Bug 2018222

Summary: cluster-monitoring-operator produces more watch requests than expected
Product: OpenShift Container Platform Reporter: Adam Kaplan <adam.kaplan>
Component: MonitoringAssignee: Sunil Thaha <sthaha>
Status: CLOSED CURRENTRELEASE QA Contact: Junqi Zhao <juzhao>
Severity: medium Docs Contact:
Priority: unspecified    
Version: 4.10CC: amuller, anpicker, aos-bugs, erooth, janantha, jfajersk, spasquie
Target Milestone: ---   
Target Release: 4.10.0   
Hardware: Unspecified   
OS: Unspecified   
Whiteboard:
Fixed In Version: Doc Type: If docs needed, set a value
Doc Text:
Story Points: ---
Clone Of: Environment:
Last Closed: 2021-11-12 16:42:48 UTC Type: Bug
Regression: --- Mount Type: ---
Documentation: --- CRM:
Verified Versions: Category: ---
oVirt Team: --- RHEL 7.3 requirements from Atomic Host:
Cloudforms Team: --- Target Upstream Version:
Embargoed:
Bug Depends On:    
Bug Blocks: 2026802    

Description Adam Kaplan 2021-10-28 14:27:07 UTC
Description of problem:

CI tests for 4.10 are flaking with the cluster-monitoring operator reporting too many watches:

[sig-arch][Late] operators should not create watch channels very often [Suite:openshift/conformance/parallel] 

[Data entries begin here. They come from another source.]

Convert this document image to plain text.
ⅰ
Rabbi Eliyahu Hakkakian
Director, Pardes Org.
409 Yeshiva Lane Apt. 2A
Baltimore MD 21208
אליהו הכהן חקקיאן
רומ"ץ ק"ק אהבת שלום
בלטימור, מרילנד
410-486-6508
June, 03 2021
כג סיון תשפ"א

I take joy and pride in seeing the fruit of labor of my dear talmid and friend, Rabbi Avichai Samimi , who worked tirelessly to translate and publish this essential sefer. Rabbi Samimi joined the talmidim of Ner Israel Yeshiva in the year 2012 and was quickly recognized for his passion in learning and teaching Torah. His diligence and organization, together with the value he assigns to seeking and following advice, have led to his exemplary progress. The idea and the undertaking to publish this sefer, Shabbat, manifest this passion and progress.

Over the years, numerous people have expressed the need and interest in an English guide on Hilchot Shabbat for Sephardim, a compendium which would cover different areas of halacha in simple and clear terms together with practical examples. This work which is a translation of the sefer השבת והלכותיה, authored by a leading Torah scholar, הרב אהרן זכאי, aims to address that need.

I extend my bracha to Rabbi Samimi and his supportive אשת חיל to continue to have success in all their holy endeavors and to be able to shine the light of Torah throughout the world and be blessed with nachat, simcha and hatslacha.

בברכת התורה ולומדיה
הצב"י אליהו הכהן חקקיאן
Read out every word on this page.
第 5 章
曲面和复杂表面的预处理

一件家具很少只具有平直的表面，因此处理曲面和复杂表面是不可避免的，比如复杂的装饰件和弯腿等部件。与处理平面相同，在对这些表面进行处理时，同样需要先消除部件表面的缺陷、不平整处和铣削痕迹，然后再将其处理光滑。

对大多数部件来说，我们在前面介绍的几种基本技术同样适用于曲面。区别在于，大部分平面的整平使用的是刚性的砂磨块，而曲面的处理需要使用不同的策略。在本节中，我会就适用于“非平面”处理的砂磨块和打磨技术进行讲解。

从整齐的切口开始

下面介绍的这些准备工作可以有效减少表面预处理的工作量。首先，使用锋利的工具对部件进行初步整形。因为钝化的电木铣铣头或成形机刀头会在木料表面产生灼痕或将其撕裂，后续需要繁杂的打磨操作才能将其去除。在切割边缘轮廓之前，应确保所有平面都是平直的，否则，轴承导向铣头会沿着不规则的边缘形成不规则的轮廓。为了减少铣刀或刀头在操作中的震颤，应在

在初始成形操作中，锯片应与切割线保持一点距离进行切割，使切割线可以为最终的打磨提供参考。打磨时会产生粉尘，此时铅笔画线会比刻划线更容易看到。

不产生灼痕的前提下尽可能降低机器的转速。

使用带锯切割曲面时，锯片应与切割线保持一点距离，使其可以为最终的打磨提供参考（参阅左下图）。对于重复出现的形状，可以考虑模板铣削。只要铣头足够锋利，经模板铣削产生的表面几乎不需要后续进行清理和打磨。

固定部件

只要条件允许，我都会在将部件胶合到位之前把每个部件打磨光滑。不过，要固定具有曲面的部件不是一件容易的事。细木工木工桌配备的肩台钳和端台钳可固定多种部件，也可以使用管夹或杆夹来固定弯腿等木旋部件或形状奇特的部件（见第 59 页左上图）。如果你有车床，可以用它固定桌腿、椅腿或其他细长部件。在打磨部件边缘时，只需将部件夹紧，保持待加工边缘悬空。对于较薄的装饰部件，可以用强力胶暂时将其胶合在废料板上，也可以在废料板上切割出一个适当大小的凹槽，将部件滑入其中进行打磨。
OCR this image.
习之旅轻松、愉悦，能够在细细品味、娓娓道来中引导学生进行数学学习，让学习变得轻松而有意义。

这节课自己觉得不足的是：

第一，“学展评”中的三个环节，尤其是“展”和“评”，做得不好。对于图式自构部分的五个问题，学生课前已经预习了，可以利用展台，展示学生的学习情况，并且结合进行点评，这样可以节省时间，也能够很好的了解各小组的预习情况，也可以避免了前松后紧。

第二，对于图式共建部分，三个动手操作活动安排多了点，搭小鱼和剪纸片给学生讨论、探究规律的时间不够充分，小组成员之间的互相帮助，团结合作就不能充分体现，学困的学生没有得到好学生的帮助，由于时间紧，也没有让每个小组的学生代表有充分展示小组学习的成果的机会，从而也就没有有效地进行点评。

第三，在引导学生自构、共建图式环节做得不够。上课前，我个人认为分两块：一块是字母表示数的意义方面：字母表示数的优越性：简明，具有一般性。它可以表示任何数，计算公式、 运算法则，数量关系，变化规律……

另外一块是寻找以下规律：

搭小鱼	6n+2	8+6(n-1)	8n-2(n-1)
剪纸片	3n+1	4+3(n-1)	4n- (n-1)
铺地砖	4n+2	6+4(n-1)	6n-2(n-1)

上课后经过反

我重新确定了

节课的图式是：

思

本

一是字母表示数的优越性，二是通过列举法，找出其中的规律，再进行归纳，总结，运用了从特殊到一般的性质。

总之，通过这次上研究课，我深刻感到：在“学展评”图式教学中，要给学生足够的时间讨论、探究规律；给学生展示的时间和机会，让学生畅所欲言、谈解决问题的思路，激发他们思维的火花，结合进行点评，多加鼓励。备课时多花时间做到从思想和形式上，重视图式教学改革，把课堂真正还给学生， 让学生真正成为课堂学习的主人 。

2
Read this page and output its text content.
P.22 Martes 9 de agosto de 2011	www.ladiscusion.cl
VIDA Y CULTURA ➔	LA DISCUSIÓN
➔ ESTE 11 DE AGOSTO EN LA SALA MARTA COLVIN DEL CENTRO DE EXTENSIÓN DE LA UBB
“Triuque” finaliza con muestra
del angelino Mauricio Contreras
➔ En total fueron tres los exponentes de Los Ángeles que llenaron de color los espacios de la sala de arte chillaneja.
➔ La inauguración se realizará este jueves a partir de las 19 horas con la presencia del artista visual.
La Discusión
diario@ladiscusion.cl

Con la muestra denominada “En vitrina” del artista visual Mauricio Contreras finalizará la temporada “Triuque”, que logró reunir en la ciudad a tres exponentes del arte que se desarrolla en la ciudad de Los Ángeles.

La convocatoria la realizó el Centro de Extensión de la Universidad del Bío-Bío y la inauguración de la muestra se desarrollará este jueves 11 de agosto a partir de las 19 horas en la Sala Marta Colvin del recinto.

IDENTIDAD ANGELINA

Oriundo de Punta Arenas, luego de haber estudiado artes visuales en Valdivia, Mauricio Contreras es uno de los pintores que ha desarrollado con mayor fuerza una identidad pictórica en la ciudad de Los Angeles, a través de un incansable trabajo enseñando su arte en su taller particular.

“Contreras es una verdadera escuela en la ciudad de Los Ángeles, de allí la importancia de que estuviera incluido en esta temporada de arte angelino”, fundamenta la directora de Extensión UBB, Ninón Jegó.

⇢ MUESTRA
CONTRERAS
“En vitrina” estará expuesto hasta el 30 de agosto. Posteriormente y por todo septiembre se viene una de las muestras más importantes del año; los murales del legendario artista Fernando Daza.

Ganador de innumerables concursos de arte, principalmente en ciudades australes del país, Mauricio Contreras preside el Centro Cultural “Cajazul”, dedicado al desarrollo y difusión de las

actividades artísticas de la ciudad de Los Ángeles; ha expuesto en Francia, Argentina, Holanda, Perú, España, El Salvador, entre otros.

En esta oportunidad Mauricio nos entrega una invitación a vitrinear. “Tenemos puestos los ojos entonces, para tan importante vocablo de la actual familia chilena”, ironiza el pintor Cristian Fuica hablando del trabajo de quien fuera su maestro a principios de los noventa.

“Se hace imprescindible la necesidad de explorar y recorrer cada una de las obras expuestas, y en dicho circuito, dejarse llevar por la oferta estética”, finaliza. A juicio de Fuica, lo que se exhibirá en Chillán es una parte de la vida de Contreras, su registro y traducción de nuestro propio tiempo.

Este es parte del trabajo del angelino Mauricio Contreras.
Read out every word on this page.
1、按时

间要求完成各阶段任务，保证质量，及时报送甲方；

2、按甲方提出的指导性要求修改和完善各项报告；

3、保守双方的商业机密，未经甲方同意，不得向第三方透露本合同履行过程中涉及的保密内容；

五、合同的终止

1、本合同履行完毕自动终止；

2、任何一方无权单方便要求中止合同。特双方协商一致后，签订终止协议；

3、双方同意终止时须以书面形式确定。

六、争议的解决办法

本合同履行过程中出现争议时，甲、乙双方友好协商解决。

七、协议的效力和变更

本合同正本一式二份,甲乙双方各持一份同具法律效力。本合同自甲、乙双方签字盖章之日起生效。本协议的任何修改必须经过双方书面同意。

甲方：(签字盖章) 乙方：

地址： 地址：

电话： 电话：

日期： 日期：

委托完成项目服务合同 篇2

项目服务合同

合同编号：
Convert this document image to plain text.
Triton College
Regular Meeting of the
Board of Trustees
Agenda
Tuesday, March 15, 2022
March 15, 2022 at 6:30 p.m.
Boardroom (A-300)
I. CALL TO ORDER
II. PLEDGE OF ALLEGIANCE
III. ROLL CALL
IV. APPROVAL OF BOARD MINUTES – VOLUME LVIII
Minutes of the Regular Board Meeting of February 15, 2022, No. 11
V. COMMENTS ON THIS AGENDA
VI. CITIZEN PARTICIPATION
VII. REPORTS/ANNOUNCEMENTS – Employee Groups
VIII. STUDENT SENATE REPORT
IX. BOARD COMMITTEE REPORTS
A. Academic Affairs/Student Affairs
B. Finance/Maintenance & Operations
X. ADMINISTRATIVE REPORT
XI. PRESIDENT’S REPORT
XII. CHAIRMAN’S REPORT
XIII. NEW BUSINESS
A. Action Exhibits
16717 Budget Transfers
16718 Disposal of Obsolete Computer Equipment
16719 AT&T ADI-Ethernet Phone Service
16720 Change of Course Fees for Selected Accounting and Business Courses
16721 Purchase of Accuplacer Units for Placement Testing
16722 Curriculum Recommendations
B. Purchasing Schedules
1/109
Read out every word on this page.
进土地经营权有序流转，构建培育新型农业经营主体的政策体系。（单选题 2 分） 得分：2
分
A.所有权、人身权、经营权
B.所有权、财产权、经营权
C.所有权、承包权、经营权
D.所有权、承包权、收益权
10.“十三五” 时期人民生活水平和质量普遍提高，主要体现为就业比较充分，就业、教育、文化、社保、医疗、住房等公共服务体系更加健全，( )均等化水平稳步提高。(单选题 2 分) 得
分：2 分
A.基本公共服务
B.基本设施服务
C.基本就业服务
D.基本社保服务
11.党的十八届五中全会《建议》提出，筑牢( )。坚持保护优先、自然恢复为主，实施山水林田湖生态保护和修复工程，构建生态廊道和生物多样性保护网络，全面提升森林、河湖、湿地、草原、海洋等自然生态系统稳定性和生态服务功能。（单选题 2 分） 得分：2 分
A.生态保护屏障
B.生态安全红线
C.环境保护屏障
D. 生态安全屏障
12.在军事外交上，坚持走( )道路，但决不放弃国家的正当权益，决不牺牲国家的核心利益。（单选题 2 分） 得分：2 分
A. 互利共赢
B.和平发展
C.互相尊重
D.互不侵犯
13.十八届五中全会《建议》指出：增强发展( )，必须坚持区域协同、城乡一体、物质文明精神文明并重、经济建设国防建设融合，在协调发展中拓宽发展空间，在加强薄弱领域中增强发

"Operator \"cluster-monitoring-operator\" produces more watch requests than expected: watchrequestcount=69, upperbound=66, ratio=1.0454545454545454"

Version-Release number of selected component (if applicable): 4.10


How reproducible: Sometimes


Steps to Reproduce:

Mainly non-IPI tests seem to be impacted (example - 4.10 aws-upgrade)

Actual results:

[sig-arch][Late] operators should not create watch channels very often [Suite:openshift/conformance/parallel] test fails


Expected results:

Tests pass


Additional info:

https://prow.ci.openshift.org/view/gs/origin-ci-test/pr-logs/pull/openshift_release/22451/rehearse-22451-pull-ci-openshift-builder-release-4.10-openshift-e2e-aws-builds-techpreview/1452970495040294912

Comment 1 Jan Fajerski 2021-10-29 06:35:28 UTC
The fix for https://bugzilla.redhat.com/show_bug.cgi?id=2016352 might improve this.

Comment 2 Simon Pasquier 2021-11-12 16:42:48 UTC
IIUC this is a generic issue with this e2e test checking that operators don't create too many watches and nothing specific to the cluster monitoring operator.

The following PRs should improve the situation:
https://github.com/openshift/origin/pull/26583
https://github.com/openshift/origin/pull/26601